Читать «Пария» онлайн - страница 5
Грэхэм Мастертон
Не с кем поговорить, некому даже улыбнуться, когда нет желания разговаривать. И эта ужасная, непонятная мысль, что я уже никогда, никогда никого не увижу.
Прошел уже месяц. Месяц, два дня и несколько часов. Я уже перестал оплакивать себя. Точнее, мне так казалось. Конечно же, я перестал плакать, хотя до сих пор время от времени слезы неожиданно наворачивались мне на глаза. Такое испытывает каждый, кто сам пережил тяжелую потерю. Доктор Розен предупреждал меня об этом, и он был прав.

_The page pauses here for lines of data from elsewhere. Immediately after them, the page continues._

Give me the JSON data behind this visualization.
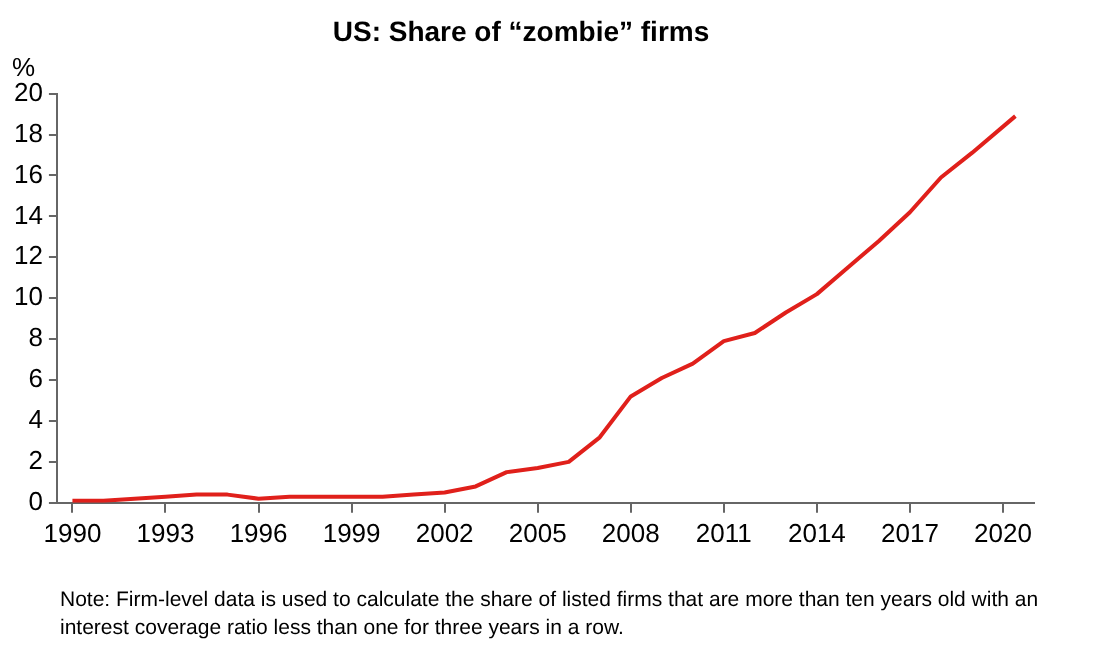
{
  "chart_data": {
    "type": "line",
    "title": "US: Share of “zombie” firms",
    "ylabel": "%",
    "annotations": [
      "Note: Firm-level data is used to calculate the share of listed firms that are more than ten years old with an interest coverage ratio less than one for three years in a row."
    ],
    "x": [
      1990,
      1991,
      1992,
      1993,
      1994,
      1995,
      1996,
      1997,
      1998,
      1999,
      2000,
      2001,
      2002,
      2003,
      2004,
      2005,
      2006,
      2007,
      2008,
      2009,
      2010,
      2011,
      2012,
      2013,
      2014,
      2015,
      2016,
      2017,
      2018,
      2019,
      2020.4
    ],
    "series": [
      {
        "color": "#e0201b",
        "values": [
          0.1,
          0.1,
          0.2,
          0.3,
          0.4,
          0.4,
          0.2,
          0.3,
          0.3,
          0.3,
          0.3,
          0.4,
          0.5,
          0.8,
          1.5,
          1.7,
          2.0,
          3.2,
          5.2,
          6.1,
          6.8,
          7.9,
          8.3,
          9.3,
          10.2,
          11.5,
          12.8,
          14.2,
          15.9,
          17.1,
          18.9
        ]
      }
    ],
    "xlim": [
      1989.5,
      2021
    ],
    "xticks": [
      1990,
      1993,
      1996,
      1999,
      2002,
      2005,
      2008,
      2011,
      2014,
      2017,
      2020
    ],
    "ylim": [
      0,
      20
    ],
    "yticks": [
      0,
      2,
      4,
      6,
      8,
      10,
      12,
      14,
      16,
      18,
      20
    ],
    "grid": false,
    "legend": false,
    "marker": "none",
    "line_style": "solid"
  }
}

Например, во время аукциона, когда я приступал к осмотру какого-нибудь особенно ценного имеющего отношение к морю предмета, который хотел бы иметь в магазине, в моих глазах неожиданно появлялись слезы; я должен был извиняться и выходить в мужской туалет, где слишком долго вытирал нос.

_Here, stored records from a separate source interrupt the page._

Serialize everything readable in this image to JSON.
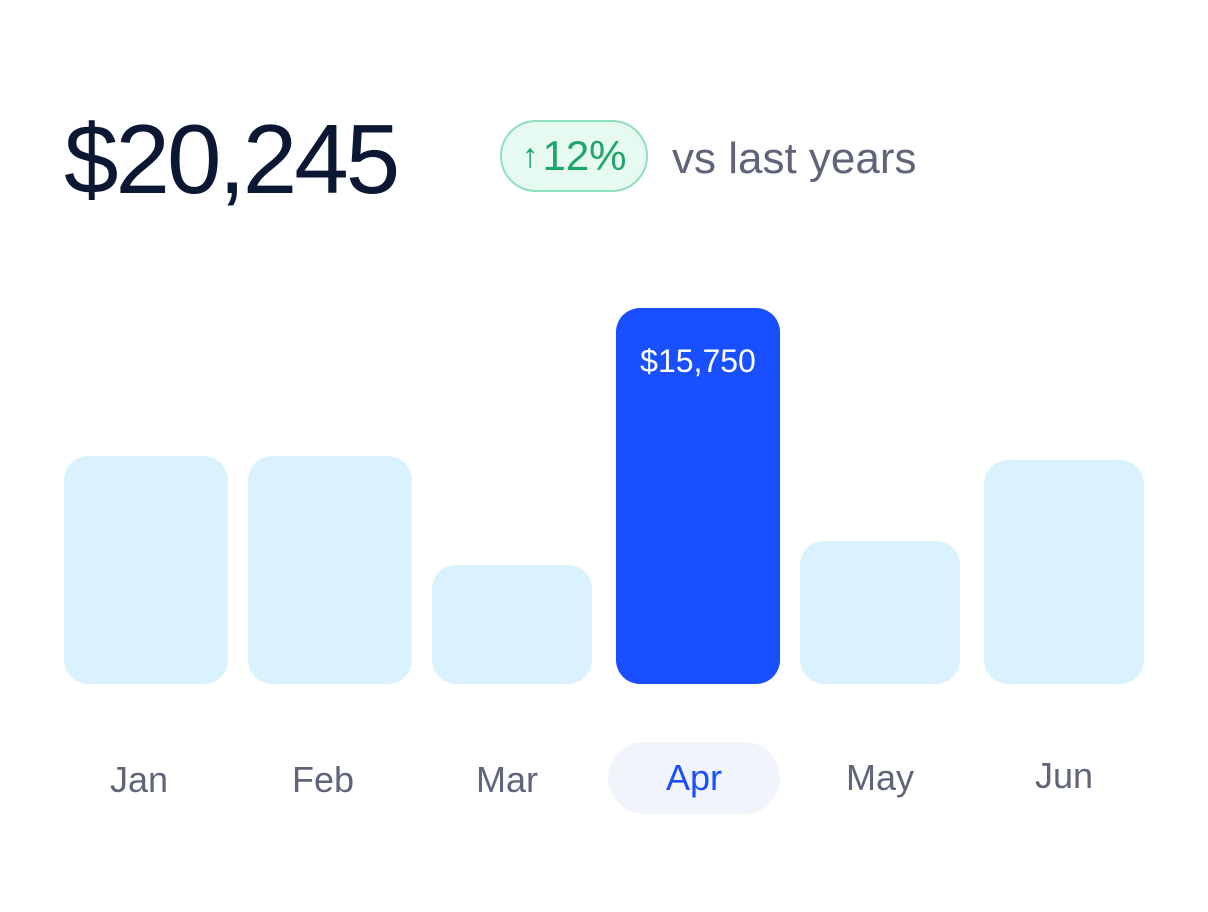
{
  "summary": {
    "total": "$20,245",
    "change": "12%",
    "change_icon": "arrow-up-icon",
    "comparison": "vs last years",
    "colors": {
      "change_text": "#1fa66a",
      "change_border": "#8fe0bd",
      "change_bg": "#e6faf1"
    }
  },
  "chart_data": {
    "type": "bar",
    "categories": [
      "Jan",
      "Feb",
      "Mar",
      "Apr",
      "May",
      "Jun"
    ],
    "values": [
      9550,
      9550,
      5000,
      15750,
      6000,
      9400
    ],
    "highlighted": "Apr",
    "value_labels": {
      "Apr": "$15,750"
    },
    "ylim": [
      0,
      15750
    ],
    "grid": false,
    "colors": {
      "bar": "#daf2fd",
      "highlight": "#1850ff",
      "tick_text": "#5f6478",
      "highlight_tick_text": "#1850ff",
      "highlight_tick_bg": "#f1f4fa"
    }
  }
}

— Чертова простуда, — сообщал я в таких случаях смотрителю.
А он, глядя на меня, сразу понимал, в чем дело. Все люди, погруженные в траур, объединены каким-то таинственным сходством, которое они вынуждены скрывать от остального мира, чтобы не выглядеть тряпками, болезненно плачущими над самими собой. Однако, ко всем чертям, я как раз и был именно такой тряпкой.
Я вошел в гостиную с низким балочным потолком, открыл буфет у стены и проверил, сколько у меня осталось спиртного.
Чуть меньше глотка виски „Шивас Регал“, остатки джина и бутылка сладкого шерри, к которому Джейн пристрастилась в первые месяцы беременности. И я решил выпить чая. Я почти всегда делаю себе чай, когда неожиданно просыпаюсь среди ночи. Индийский, без молока и сахара. Я научился этому у аборигенов Салема.
Я проворачивал ключики в дверцах буфета, когда услышал, что кухонные двери закрылись. Они не захлопнулись с шумом, как от порыва ветра, а заперлись на старинный засов. Я замер с бьющимся сердцем, затаил дыхание и прислушался. Но я слышал только вой ветра, хотя и был уверен, что чувствую чье-то присутствие, будто в доме кто-то чужой. После месяца, проведенного в одиночестве, месяца абсолютной тишины, я стал чувствителен к малейшему шелесту, легчайшему скрипу, каждому шагу мыши и более сильным вибрациям, вызываемым человеческими существами. Люди резонируют, как скрипки.
Я был уверен, что в кухне кто-то есть. Кто-то там был, но я не чувствовал никакого тепла, не улавливал ни одного из обычных дружелюбных звуков, означающих человеческое присутствие. Удивительно. Как можно тише я прошел по коричневому коврику к камину, в котором все еще тлела вчерашняя зола. Я поднял длинную латунную кочергу с тяжелым ухватом в форме головы морского конька и взвесил ее в руке.
Навощенный паркет в холле запищал под моими босыми ногами. Напольные большие часы фирмы „Томпион“, свадебный подарок родителей Джейн, издавали задумчивое медленное тиканье изнутри корпуса красного дерева. Я остановился у двери кухни и прислушался, пытаясь уловить легчайший шум, тишайший вздох, слабейший шелест материала, трущегося о дерево.